Even more disturbing are the global implications of such paranoia. Dr. Jafari says that genetic analysis shows that the strain of polio from Uttar Pradesh, in the past couple of years, has left India, and spread to at least three African countries that had made great strides against polio — Angola, Namibia, and the Democratic Republic of the Congo. This year, he says, the Uttar Pradesh strain of the polio virus has leapt out of India and reinfected two polio-free neighboring countries: Bangladesh and Nepal. "This shows that the continuation of polio in one country is a threat to all the world," he says.

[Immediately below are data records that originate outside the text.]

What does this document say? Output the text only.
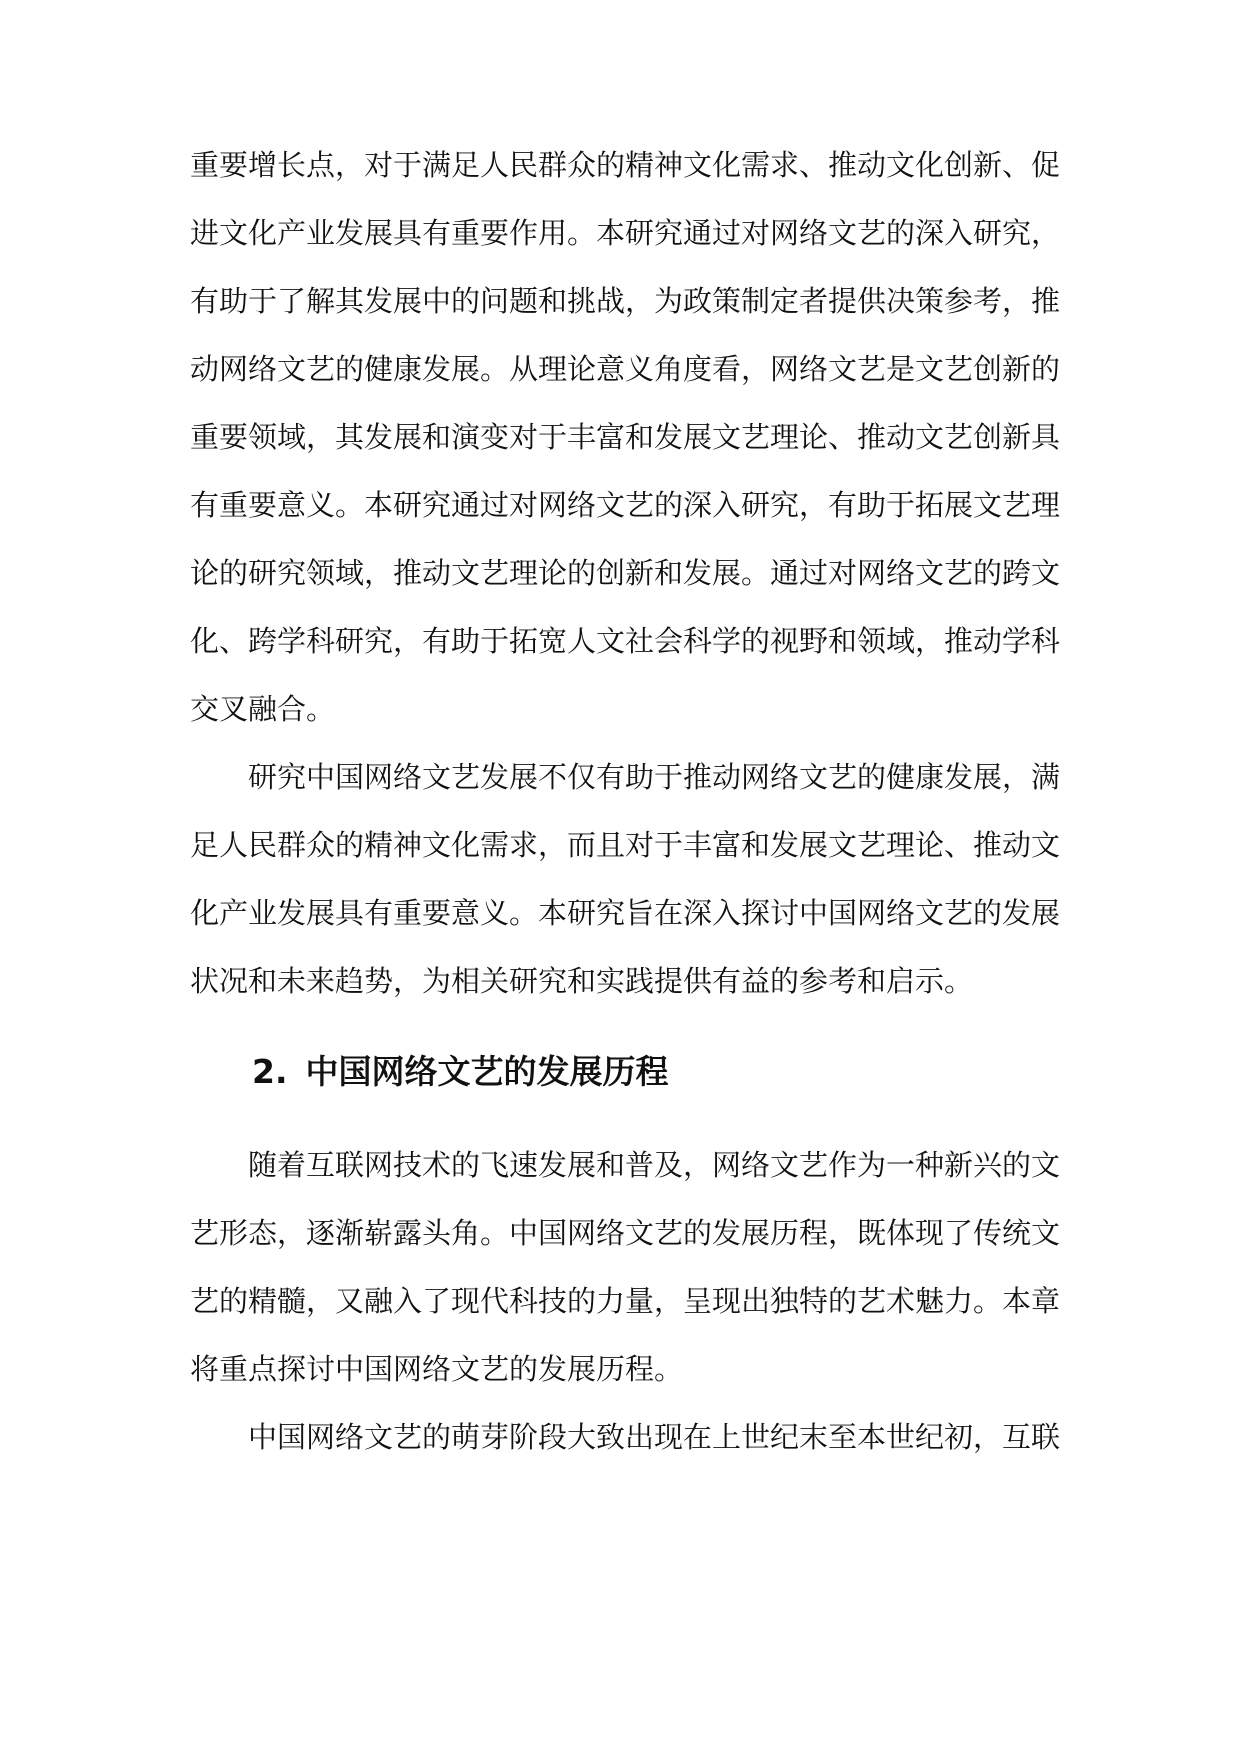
重要增长点，对于满足人民群众的精神文化需求、推动文化创新、促
进文化产业发展具有重要作用。本研究通过对网络文艺的深入研究，
有助于了解其发展中的问题和挑战，为政策制定者提供决策参考，推
动网络文艺的健康发展。从理论意义角度看，网络文艺是文艺创新的
重要领域，其发展和演变对于丰富和发展文艺理论、推动文艺创新具
有重要意义。本研究通过对网络文艺的深入研究，有助于拓展文艺理
论的研究领域，推动文艺理论的创新和发展。通过对网络文艺的跨文
化、跨学科研究，有助于拓宽人文社会科学的视野和领域，推动学科
交叉融合。
研究中国网络文艺发展不仅有助于推动网络文艺的健康发展，满
足人民群众的精神文化需求，而且对于丰富和发展文艺理论、推动文
化产业发展具有重要意义。本研究旨在深入探讨中国网络文艺的发展
状况和未来趋势，为相关研究和实践提供有益的参考和启示。
2. 中国网络文艺的发展历程
随着互联网技术的飞速发展和普及，网络文艺作为一种新兴的文
艺形态，逐渐崭露头角。中国网络文艺的发展历程，既体现了传统文
艺的精髓，又融入了现代科技的力量，呈现出独特的艺术魅力。本章
将重点探讨中国网络文艺的发展历程。
中国网络文艺的萌芽阶段大致出现在上世纪末至本世纪初，互联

Some countries are taking the renewed threat of polio very seriously. Last year, Saudi Arabia announced that all travelers from countries with polio, under the age of 15, would have to show valid proofs of vaccination before they got a visa to enter the country. India's health minister, Anbumani Ramadoss, stung by criticism, announced recently that that he will step up his government's efforts to eliminate polio in the country — and make a special effort to reach out to India's Muslims. "We are going to have a special program to enlighten them," he told the press recently, adding he would be meeting Islamic leaders in Uttar Pradesh to figure out how he could dispel Muslim anxieties about the polio vaccine. Unless he can, many more parents in India, and throughout the world, will start grappling with their own worries about a disease they thought had been conquered.